Evolutionary biologists and doctors are needed to come together to better understand diseases and why and how they originated. The problem with medicine today is that they are focusing on how a disease is affecting a person and not how the disease even got there. They focus on the “what” and “how” and not the “why.” The focus needs to be on both aspects. Doctors also need to understand how the body came to be, instead of just looking at it as a machine (Dybas, 2017).

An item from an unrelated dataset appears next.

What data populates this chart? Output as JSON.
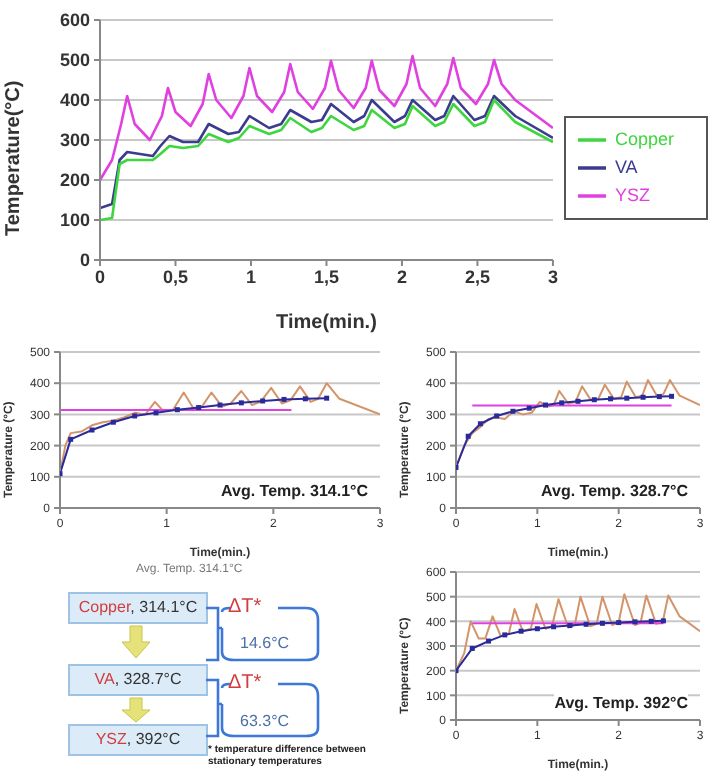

Antibiotic resistance is an example of natural selection through random mutation. Only the leftover strong bacteria survive and mutate. This is a severe problem facing the medical world that can be explained through evolution. Narrow spectrum antibiotics can decrease the risk of antibiotic resistance. The speed of infectious diseases evolving is leaving humans more vulnerable to the disease (Antibiotic Resistance, n.d.).
Evolution has not been perfect with developing some parts of the human body. For example, the human eye has a blind spot where there are no photoreceptors (rods or cones) in the optic disk. On the other hand, the octopus eye has no blind spot. DNA replication errors are also a limitation to the human body. Darwinian medicine focuses on how nothing in the body can be perfect; things must have a tradeoff (Neese, n.d.).

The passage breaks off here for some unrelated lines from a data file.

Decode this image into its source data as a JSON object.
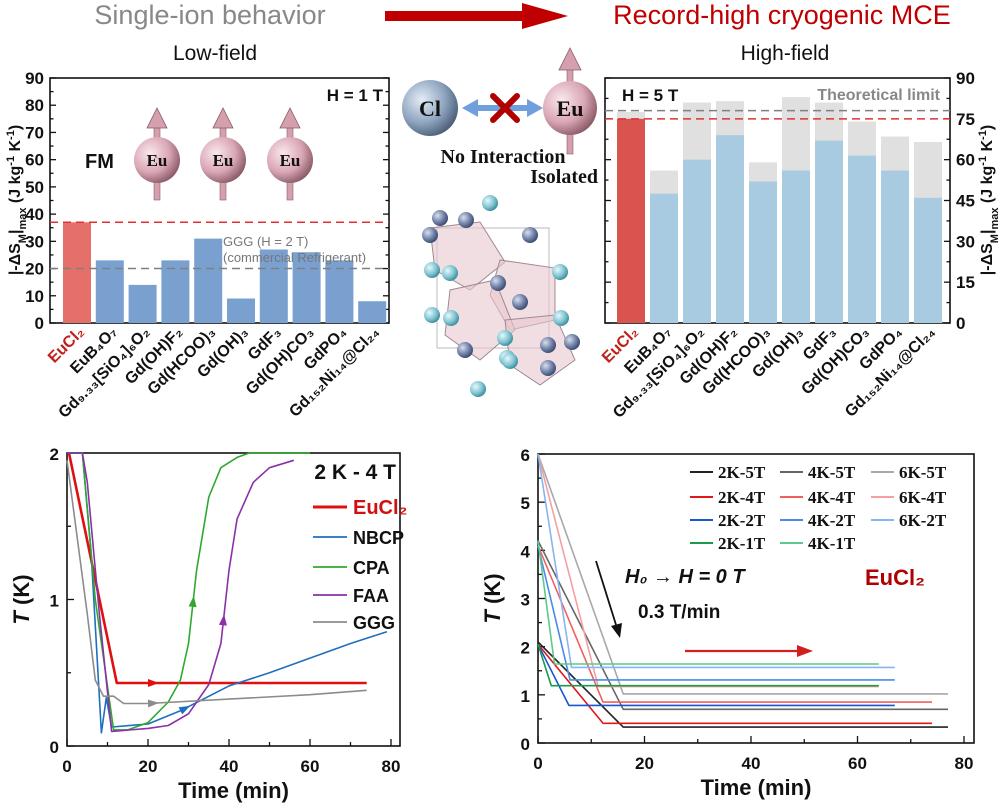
{
  "header": {
    "left_title": "Single-ion behavior",
    "right_title": "Record-high cryogenic MCE",
    "low_field": "Low-field",
    "high_field": "High-field"
  },
  "illustration": {
    "cl_label": "Cl",
    "eu_label": "Eu",
    "no_interaction": "No Interaction",
    "isolated": "Isolated",
    "fm_label": "FM"
  },
  "colors": {
    "eucl2_bar": "#e5706a",
    "eucl2_bar_high": "#d9534f",
    "other_bar_low": "#7aa0d0",
    "other_bar_high": "#a8cbe2",
    "limit_bar": "#e0e0e0",
    "accent_red": "#c00000",
    "gray_text": "#777777"
  },
  "y_title": {
    "pre": "|-ΔS",
    "sub1": "M",
    "mid": "|",
    "sub2": "max",
    "post": " (J kg",
    "sup1": "-1",
    "mid2": " K",
    "sup2": "-1",
    "end": ")"
  },
  "chart_data": [
    {
      "type": "bar",
      "title": "Low-field",
      "annotation": "H = 1 T",
      "categories": [
        "EuCl₂",
        "EuB₄O₇",
        "Gd₉.₃₃[SiO₄]₆O₂",
        "Gd(OH)F₂",
        "Gd(HCOO)₃",
        "Gd(OH)₃",
        "GdF₃",
        "Gd(OH)CO₃",
        "GdPO₄",
        "Gd₁₅₂Ni₁₄@Cl₂₄"
      ],
      "values": [
        37,
        23,
        14,
        23,
        31,
        9,
        27,
        26,
        23,
        8
      ],
      "ylim": [
        0,
        90
      ],
      "yticks": [
        0,
        10,
        20,
        30,
        40,
        50,
        60,
        70,
        80,
        90
      ],
      "reference_lines": [
        {
          "value": 37,
          "color": "#e03030"
        },
        {
          "value": 20,
          "color": "#808080",
          "label1": "GGG (H = 2 T)",
          "label2": "(commercial Refrigerant)"
        }
      ]
    },
    {
      "type": "bar",
      "title": "High-field",
      "annotation": "H = 5 T",
      "categories": [
        "EuCl₂",
        "EuB₄O₇",
        "Gd₉.₃₃[SiO₄]₆O₂",
        "Gd(OH)F₂",
        "Gd(HCOO)₃",
        "Gd(OH)₃",
        "GdF₃",
        "Gd(OH)CO₃",
        "GdPO₄",
        "Gd₁₅₂Ni₁₄@Cl₂₄"
      ],
      "series": [
        {
          "values": [
            75,
            47.5,
            60,
            69,
            52,
            56,
            67,
            61.5,
            56,
            46
          ]
        },
        {
          "name": "Theoretical limit",
          "values": [
            77.5,
            56,
            81,
            81.5,
            59,
            83,
            81,
            74,
            68.5,
            66.5
          ]
        }
      ],
      "ylim": [
        0,
        90
      ],
      "yticks": [
        0,
        15,
        30,
        45,
        60,
        75,
        90
      ],
      "yaxis_side": "right",
      "reference_lines": [
        {
          "value": 75,
          "color": "#e03030"
        },
        {
          "value": 78,
          "color": "#808080",
          "label1": "Theoretical limit"
        }
      ]
    },
    {
      "type": "line",
      "annotation": "2 K - 4 T",
      "xlabel": "Time (min)",
      "ylabel": "T (K)",
      "xlim": [
        0,
        80
      ],
      "ylim": [
        0,
        2
      ],
      "xticks": [
        0,
        20,
        40,
        60,
        80
      ],
      "yticks": [
        0,
        1,
        2
      ],
      "legend": "right",
      "series": [
        {
          "name": "EuCl₂",
          "color": "#e01010",
          "points": [
            [
              0.5,
              2
            ],
            [
              12.3,
              0.43
            ],
            [
              20,
              0.43
            ],
            [
              40,
              0.43
            ],
            [
              60,
              0.43
            ],
            [
              74,
              0.43
            ]
          ],
          "arrow_at": 20
        },
        {
          "name": "NBCP",
          "color": "#1f6fbf",
          "points": [
            [
              0,
              2
            ],
            [
              3.8,
              2
            ],
            [
              6,
              1.3
            ],
            [
              8.5,
              0.09
            ],
            [
              9.7,
              0.33
            ],
            [
              11,
              0.13
            ],
            [
              20,
              0.15
            ],
            [
              28,
              0.24
            ],
            [
              40,
              0.41
            ],
            [
              50,
              0.5
            ],
            [
              60,
              0.6
            ],
            [
              70,
              0.7
            ],
            [
              79,
              0.78
            ]
          ],
          "arrow_at": 28
        },
        {
          "name": "CPA",
          "color": "#30a830",
          "points": [
            [
              0,
              2
            ],
            [
              3.8,
              2
            ],
            [
              7,
              1
            ],
            [
              11.5,
              0.11
            ],
            [
              15,
              0.11
            ],
            [
              20,
              0.16
            ],
            [
              25,
              0.3
            ],
            [
              28,
              0.45
            ],
            [
              30,
              0.7
            ],
            [
              32,
              1.2
            ],
            [
              35,
              1.7
            ],
            [
              38,
              1.9
            ],
            [
              42,
              1.97
            ],
            [
              45,
              2
            ],
            [
              60,
              2
            ]
          ],
          "arrow_at": 31
        },
        {
          "name": "FAA",
          "color": "#8a30a8",
          "points": [
            [
              0,
              2
            ],
            [
              3.8,
              2
            ],
            [
              5,
              1.8
            ],
            [
              8,
              0.9
            ],
            [
              11,
              0.1
            ],
            [
              20,
              0.12
            ],
            [
              25,
              0.14
            ],
            [
              30,
              0.22
            ],
            [
              35,
              0.42
            ],
            [
              38,
              0.7
            ],
            [
              40,
              1.2
            ],
            [
              42,
              1.55
            ],
            [
              46,
              1.8
            ],
            [
              50,
              1.9
            ],
            [
              56,
              1.95
            ]
          ],
          "arrow_at": 38.5
        },
        {
          "name": "GGG",
          "color": "#8c8c8c",
          "points": [
            [
              0,
              1.95
            ],
            [
              5,
              0.9
            ],
            [
              7,
              0.45
            ],
            [
              9,
              0.34
            ],
            [
              11.5,
              0.34
            ],
            [
              14,
              0.29
            ],
            [
              20,
              0.29
            ],
            [
              40,
              0.32
            ],
            [
              60,
              0.35
            ],
            [
              74,
              0.38
            ]
          ],
          "arrow_at": 20
        }
      ]
    },
    {
      "type": "line",
      "annotation1": "H₀ → H = 0 T",
      "annotation2": "0.3 T/min",
      "annotation3": "EuCl₂",
      "xlabel": "Time (min)",
      "ylabel": "T (K)",
      "xlim": [
        0,
        80
      ],
      "ylim": [
        0,
        6
      ],
      "xticks": [
        0,
        20,
        40,
        60,
        80
      ],
      "yticks": [
        0,
        1,
        2,
        3,
        4,
        5,
        6
      ],
      "legend": "top-right",
      "series": [
        {
          "name": "2K-5T",
          "color": "#222222",
          "points": [
            [
              0,
              2.1
            ],
            [
              16,
              0.33
            ],
            [
              77,
              0.33
            ]
          ]
        },
        {
          "name": "4K-5T",
          "color": "#666666",
          "points": [
            [
              0,
              4.2
            ],
            [
              16,
              0.7
            ],
            [
              77,
              0.7
            ]
          ]
        },
        {
          "name": "6K-5T",
          "color": "#a8a8a8",
          "points": [
            [
              0,
              6
            ],
            [
              16,
              1.02
            ],
            [
              77,
              1.02
            ]
          ]
        },
        {
          "name": "2K-4T",
          "color": "#e01818",
          "points": [
            [
              0,
              2.05
            ],
            [
              12.2,
              0.41
            ],
            [
              74,
              0.41
            ]
          ]
        },
        {
          "name": "4K-4T",
          "color": "#f06060",
          "points": [
            [
              0,
              4.1
            ],
            [
              12.2,
              0.85
            ],
            [
              74,
              0.85
            ]
          ]
        },
        {
          "name": "6K-4T",
          "color": "#f4a0a0",
          "points": [
            [
              0,
              6
            ],
            [
              11.3,
              1.17
            ],
            [
              64,
              1.17
            ]
          ]
        },
        {
          "name": "2K-2T",
          "color": "#1a55d0",
          "points": [
            [
              0,
              2.05
            ],
            [
              5.8,
              0.78
            ],
            [
              67,
              0.78
            ]
          ]
        },
        {
          "name": "4K-2T",
          "color": "#4a8be8",
          "points": [
            [
              0,
              4.1
            ],
            [
              6,
              1.31
            ],
            [
              67,
              1.31
            ]
          ]
        },
        {
          "name": "6K-2T",
          "color": "#86b5f0",
          "points": [
            [
              0,
              6
            ],
            [
              6.3,
              1.57
            ],
            [
              67,
              1.57
            ]
          ]
        },
        {
          "name": "2K-1T",
          "color": "#1a9a4a",
          "points": [
            [
              0,
              2.05
            ],
            [
              2.5,
              1.19
            ],
            [
              64,
              1.19
            ]
          ]
        },
        {
          "name": "4K-1T",
          "color": "#5cc98a",
          "points": [
            [
              0,
              4.2
            ],
            [
              3.1,
              1.64
            ],
            [
              64,
              1.64
            ]
          ]
        }
      ]
    }
  ]
}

Applied evolution can also explain the death of ten people in the Four Corners area of the southwest of America in the spring of 1993. Phylogenetic analysis discovered that the people had died from a new viral strain related to the Hantaviruses of the Old World. The host of the virus was deer mice and humans caught the disease by breathing in feces and urine. Phylogenetic analysis has also identified an antivenin for a snake bite. It showed that the Bardick snake is closely related to the death adder. The death adder antivenin works for bites from Bardick snakes (Cracraft, n.d.).
Evolution is about changing and adapting to the environment. The human genome is a good example to look at what genes have evolved successfully. The human genome project was completed in 2003, but what is now being studied is noncoding DNA. Noncoding DNA makes up about 98.5% of the total DNA and can control the expression of genes that deal with chromosome replication (Litwack, 2018). A study was done comparing regions of the genome of vertebrates and humans. A target area was human chromosome seven, which contains the gene that when mutated cause cystic fibrosis (Dybas, 2017).

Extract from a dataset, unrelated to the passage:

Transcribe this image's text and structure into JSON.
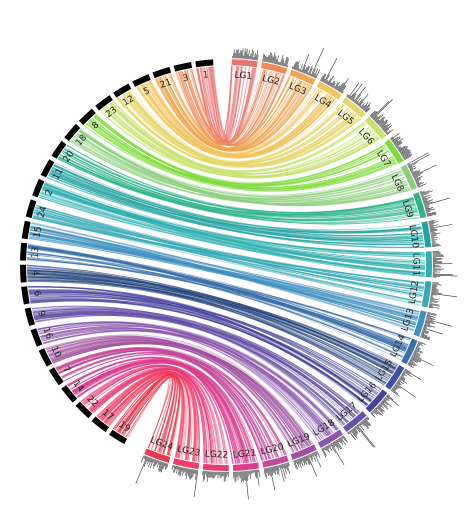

Emerging infectious diseases that are viruses are caused by RNA viruses. This means that they evolve fast and their evolution and mutation rates are high in humans and mammals. A good trait of infectious diseases is being able to go from animals to human and then have human to human spread of the disease. AIDS is a disease that can do this. In West Africa, the logging industry exposed humans to primates that carry the viral relative to HIV. Therefore, HIV went from primates to humans and from there spread to other humans. After this disease kept spreading the concept came about that the closer in evolutionary time between the donor and recipient of the disease, the more likely the virus will spread (Dybas, 2017).
In conclusion, evolution still widely impacts today’s medicine from the evolution of diseases to understanding why humans have certain body parts. Doctors should refer to it more to really understand their patients. If doctors did not look back at evolution, they would have no idea how a virus came about or why it is now in humans. Diseases are constantly changing, so it is important to study these changes to better make the vaccines and control the spread of the disease. Human medicine is always evolving so applying evolution is needed.